Time to take the defibrillator paddles to this proposal once again. As
per Nick's request this is a bit more focused on the motivation for
getting connection related information. The proposed use cases are
just some naive examples I've come up with. If anyone with a stronger
security background (which wouldn't take much...) has the time I'd
love comments like "WTF?!? This idiot's looking for the completely
wrong things!

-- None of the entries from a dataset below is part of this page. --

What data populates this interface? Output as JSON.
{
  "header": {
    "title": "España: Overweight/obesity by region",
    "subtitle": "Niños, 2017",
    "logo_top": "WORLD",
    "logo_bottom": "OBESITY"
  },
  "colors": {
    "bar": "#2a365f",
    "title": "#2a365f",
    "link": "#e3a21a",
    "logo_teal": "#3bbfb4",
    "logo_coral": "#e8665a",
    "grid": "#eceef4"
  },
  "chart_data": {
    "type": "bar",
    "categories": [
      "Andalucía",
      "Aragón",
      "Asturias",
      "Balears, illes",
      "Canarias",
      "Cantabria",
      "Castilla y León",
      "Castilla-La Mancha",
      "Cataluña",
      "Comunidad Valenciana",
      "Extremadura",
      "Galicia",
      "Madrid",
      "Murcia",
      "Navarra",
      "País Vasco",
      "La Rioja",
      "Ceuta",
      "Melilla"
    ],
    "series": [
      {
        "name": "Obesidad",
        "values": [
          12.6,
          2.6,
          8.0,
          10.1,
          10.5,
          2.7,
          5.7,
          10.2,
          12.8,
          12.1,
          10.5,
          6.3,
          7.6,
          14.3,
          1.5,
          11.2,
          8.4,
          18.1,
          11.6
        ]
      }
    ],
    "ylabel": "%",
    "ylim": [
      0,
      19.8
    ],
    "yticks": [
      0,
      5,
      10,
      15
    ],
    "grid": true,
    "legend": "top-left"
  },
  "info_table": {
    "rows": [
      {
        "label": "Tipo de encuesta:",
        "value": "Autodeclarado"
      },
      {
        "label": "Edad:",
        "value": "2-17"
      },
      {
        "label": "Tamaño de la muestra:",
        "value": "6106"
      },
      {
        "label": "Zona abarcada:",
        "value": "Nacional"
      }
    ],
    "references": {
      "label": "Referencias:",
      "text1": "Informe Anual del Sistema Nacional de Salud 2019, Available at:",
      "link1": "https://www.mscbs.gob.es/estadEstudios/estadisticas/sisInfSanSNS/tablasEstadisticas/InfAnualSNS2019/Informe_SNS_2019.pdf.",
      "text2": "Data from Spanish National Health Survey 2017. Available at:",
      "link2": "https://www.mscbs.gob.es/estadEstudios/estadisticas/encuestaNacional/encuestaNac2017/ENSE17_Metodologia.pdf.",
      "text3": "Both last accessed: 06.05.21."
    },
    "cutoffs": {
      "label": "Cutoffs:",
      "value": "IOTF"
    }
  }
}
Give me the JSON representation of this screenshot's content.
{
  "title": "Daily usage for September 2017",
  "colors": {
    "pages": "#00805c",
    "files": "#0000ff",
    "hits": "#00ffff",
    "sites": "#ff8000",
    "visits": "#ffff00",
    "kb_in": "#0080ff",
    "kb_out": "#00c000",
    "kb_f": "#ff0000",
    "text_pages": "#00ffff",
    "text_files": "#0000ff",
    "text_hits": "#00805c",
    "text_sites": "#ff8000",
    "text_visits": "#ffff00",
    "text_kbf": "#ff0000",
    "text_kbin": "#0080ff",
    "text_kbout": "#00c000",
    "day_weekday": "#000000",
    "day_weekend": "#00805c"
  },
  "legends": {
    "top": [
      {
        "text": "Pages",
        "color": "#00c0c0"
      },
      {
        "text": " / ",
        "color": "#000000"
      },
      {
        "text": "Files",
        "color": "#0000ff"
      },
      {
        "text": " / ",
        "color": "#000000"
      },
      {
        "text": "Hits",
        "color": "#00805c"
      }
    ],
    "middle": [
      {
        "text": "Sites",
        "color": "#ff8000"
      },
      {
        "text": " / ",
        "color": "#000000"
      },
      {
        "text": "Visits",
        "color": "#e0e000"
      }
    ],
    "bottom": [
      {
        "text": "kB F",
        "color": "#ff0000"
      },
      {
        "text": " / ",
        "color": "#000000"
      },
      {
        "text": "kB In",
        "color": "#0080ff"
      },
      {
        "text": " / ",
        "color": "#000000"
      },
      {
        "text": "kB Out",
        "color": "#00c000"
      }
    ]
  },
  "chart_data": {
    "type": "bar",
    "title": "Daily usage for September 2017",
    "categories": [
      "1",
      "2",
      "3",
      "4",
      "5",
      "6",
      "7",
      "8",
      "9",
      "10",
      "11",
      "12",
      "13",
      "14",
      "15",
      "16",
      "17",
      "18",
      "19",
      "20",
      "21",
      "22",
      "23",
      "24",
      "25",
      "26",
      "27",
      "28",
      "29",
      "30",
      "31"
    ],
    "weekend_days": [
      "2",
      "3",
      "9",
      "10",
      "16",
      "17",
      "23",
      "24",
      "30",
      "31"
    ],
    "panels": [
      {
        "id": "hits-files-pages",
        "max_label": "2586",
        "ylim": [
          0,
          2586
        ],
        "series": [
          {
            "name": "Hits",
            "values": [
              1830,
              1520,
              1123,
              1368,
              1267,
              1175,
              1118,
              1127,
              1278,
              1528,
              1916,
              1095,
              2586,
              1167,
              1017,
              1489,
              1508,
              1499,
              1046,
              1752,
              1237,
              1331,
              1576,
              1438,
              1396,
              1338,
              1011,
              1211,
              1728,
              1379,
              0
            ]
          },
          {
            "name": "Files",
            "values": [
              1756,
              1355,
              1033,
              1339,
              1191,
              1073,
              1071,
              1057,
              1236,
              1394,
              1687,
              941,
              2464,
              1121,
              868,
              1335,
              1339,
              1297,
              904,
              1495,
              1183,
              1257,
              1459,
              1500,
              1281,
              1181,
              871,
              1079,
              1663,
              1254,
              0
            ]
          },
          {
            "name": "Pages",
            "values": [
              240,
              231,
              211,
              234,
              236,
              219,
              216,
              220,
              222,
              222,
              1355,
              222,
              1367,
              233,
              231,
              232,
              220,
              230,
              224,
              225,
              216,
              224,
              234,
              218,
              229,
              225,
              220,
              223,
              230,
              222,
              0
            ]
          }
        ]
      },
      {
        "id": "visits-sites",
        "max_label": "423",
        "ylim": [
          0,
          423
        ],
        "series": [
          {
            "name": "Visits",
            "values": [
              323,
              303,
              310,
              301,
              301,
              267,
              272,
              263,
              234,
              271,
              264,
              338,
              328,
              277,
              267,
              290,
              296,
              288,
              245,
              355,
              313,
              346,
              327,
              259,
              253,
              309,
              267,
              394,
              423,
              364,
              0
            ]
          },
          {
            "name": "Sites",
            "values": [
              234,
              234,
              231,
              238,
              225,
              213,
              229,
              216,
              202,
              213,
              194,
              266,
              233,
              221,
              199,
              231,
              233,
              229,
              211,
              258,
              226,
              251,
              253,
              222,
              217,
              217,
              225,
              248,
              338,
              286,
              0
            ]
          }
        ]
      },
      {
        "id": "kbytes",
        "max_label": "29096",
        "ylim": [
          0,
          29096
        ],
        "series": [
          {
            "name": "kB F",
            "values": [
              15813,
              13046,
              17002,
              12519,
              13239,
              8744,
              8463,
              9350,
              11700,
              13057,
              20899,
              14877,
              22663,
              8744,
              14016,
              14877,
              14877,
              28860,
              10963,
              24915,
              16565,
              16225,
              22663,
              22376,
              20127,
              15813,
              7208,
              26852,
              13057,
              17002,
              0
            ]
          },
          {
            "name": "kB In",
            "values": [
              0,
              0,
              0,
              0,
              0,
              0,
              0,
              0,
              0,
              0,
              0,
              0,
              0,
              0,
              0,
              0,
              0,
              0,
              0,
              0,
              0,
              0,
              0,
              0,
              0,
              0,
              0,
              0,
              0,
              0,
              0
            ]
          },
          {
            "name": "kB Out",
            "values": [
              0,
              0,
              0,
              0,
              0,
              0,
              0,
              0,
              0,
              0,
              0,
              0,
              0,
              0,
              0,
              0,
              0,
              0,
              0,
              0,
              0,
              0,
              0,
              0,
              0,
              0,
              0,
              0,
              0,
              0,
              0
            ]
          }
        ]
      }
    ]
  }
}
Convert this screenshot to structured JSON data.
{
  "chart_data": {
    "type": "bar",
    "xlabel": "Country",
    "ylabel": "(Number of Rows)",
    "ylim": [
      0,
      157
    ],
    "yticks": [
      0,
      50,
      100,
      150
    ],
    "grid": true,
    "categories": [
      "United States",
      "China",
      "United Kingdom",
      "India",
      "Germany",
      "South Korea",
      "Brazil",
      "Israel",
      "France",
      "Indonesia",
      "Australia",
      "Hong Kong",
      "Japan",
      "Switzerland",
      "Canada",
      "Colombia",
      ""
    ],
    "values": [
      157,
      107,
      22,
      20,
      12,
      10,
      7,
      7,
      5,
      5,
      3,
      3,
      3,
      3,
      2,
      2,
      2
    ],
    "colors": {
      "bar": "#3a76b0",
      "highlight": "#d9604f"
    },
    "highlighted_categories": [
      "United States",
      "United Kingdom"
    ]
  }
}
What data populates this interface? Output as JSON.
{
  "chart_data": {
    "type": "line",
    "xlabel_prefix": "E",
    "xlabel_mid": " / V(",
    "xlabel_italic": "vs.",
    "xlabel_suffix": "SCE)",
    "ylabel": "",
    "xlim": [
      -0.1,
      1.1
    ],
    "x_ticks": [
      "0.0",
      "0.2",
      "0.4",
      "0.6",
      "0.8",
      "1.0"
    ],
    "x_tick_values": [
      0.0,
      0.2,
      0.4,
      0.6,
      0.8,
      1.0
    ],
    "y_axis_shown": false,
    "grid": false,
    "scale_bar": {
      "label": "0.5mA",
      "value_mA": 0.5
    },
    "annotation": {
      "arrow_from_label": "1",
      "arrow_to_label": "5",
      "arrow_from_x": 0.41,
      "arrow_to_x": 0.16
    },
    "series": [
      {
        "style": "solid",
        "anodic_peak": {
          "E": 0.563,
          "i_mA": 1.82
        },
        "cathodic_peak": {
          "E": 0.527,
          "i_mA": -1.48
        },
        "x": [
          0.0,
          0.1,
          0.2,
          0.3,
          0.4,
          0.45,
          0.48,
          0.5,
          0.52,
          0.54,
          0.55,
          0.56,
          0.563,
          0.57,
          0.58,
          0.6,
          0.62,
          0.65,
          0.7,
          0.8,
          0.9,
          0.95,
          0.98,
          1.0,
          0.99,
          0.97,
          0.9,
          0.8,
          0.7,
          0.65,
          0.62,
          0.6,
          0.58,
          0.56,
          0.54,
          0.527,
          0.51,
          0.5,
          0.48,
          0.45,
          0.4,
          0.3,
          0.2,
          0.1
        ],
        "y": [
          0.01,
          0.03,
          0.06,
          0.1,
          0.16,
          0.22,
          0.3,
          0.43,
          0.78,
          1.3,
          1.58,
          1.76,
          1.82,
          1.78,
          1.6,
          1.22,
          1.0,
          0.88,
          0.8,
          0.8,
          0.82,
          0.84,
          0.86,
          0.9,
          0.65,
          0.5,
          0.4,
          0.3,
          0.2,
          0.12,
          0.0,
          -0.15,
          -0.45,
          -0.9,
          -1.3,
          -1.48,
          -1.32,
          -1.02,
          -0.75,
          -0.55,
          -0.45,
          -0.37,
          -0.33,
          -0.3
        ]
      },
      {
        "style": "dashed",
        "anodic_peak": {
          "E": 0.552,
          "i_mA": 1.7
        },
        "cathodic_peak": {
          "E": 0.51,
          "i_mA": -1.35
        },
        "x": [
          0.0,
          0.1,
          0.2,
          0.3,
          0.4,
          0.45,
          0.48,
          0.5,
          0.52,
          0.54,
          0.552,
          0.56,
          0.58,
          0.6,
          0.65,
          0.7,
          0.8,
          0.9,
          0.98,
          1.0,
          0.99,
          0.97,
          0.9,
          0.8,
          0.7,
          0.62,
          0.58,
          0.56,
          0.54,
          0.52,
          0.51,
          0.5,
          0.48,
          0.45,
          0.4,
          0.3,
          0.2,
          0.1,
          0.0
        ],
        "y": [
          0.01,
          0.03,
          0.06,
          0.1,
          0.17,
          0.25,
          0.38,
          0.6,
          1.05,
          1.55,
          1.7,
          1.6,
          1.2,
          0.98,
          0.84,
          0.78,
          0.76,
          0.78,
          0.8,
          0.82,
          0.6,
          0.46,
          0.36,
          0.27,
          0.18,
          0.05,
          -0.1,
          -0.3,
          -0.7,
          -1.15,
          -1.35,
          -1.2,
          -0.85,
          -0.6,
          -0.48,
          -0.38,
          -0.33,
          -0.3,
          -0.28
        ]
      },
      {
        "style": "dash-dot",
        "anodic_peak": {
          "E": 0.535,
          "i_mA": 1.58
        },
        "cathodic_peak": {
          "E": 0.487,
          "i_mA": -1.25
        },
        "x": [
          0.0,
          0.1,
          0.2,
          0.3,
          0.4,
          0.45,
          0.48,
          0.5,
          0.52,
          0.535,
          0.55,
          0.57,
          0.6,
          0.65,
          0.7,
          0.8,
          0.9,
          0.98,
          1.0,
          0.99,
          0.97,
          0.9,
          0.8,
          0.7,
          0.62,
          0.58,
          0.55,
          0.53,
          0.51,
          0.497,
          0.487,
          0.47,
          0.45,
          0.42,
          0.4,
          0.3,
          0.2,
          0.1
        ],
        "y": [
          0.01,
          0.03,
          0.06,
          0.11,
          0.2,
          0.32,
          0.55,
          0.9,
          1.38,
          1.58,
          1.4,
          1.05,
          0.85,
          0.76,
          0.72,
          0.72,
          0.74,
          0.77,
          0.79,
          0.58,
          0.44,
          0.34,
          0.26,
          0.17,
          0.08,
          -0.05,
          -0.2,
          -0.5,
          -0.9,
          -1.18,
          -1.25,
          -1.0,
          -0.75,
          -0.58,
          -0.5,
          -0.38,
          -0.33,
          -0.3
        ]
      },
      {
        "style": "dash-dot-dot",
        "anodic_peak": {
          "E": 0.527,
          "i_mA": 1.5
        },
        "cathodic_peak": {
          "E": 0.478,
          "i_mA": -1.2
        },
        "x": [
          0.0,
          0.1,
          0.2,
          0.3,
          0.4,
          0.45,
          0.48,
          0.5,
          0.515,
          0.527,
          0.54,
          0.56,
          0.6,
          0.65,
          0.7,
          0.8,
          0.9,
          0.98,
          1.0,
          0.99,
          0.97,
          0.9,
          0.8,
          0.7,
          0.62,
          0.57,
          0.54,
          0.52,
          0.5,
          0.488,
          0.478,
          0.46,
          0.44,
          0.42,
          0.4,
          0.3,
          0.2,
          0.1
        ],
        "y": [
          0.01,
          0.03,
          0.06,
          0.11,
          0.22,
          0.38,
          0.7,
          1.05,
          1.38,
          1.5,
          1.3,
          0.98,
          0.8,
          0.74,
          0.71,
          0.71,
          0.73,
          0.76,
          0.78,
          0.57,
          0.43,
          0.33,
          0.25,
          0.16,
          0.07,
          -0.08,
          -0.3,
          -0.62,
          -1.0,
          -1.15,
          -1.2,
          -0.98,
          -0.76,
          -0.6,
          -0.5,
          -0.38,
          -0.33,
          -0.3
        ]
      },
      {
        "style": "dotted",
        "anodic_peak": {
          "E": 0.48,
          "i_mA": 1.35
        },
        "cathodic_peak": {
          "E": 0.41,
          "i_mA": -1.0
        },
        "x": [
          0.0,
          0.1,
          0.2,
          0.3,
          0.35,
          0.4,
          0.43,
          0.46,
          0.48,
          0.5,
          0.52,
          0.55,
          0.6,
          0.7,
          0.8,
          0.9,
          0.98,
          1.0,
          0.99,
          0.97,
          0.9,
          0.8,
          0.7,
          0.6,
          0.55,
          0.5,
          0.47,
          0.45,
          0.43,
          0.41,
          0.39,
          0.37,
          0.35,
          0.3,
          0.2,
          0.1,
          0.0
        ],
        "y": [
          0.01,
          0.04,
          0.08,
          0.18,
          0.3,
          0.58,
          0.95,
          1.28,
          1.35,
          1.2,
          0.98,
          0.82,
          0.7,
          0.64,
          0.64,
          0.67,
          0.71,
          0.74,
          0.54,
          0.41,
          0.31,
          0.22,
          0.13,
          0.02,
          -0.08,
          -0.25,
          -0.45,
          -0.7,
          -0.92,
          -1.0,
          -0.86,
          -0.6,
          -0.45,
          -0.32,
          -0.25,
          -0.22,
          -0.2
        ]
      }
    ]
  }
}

This is obviously worthless if he doesn't look for X."
Also, could we move forward on the other (less controversial) items?
For instance, bandwidth totals tend to be a very highly requested
piece of information and pipe's already provided a nice patch to get
it (http://www.mail-archive.com/or-talk@xxxxxxxxxxxxx/msg13085.html).
For reference, here's the not-so-controversial GETINFO options I proposed:
"info/relay/bw-limit" -- Effective relayed bandwidth limit (currently
RelayBandwidthRate if set, otherwise BandwidthRate).
"info/relay/burst-limit" -- Effective relayed burst limit.
"info/relay/read-total" -- Total bytes relayed (download).
"info/relay/write-total" -- Total bytes relayed (upload).
"info/uptime-process" -- Total uptime of the tor process (in seconds).
"info/uptime-reset" -- Time since last reset (startup or sighup
signal, in
seconds).
"info/descriptor-used" -- Count of file descriptors used.
"info/descriptor-limit" -- File descriptor limit (getrlimit results).
"ns/authority" -- Router status info (v2 directory style) for all
recognized directory authorities, joined by newlines.
I'm not planning on converting the following to the customary
80-character width until it's at least past being a first draft for a
couple reasons:
1. I find editing fixed-width documents to be a time consuming pain
in the ass.
2. I've yet to hear why we do this. Is it just to cater to mail
clients too dumb to know how to line wrap?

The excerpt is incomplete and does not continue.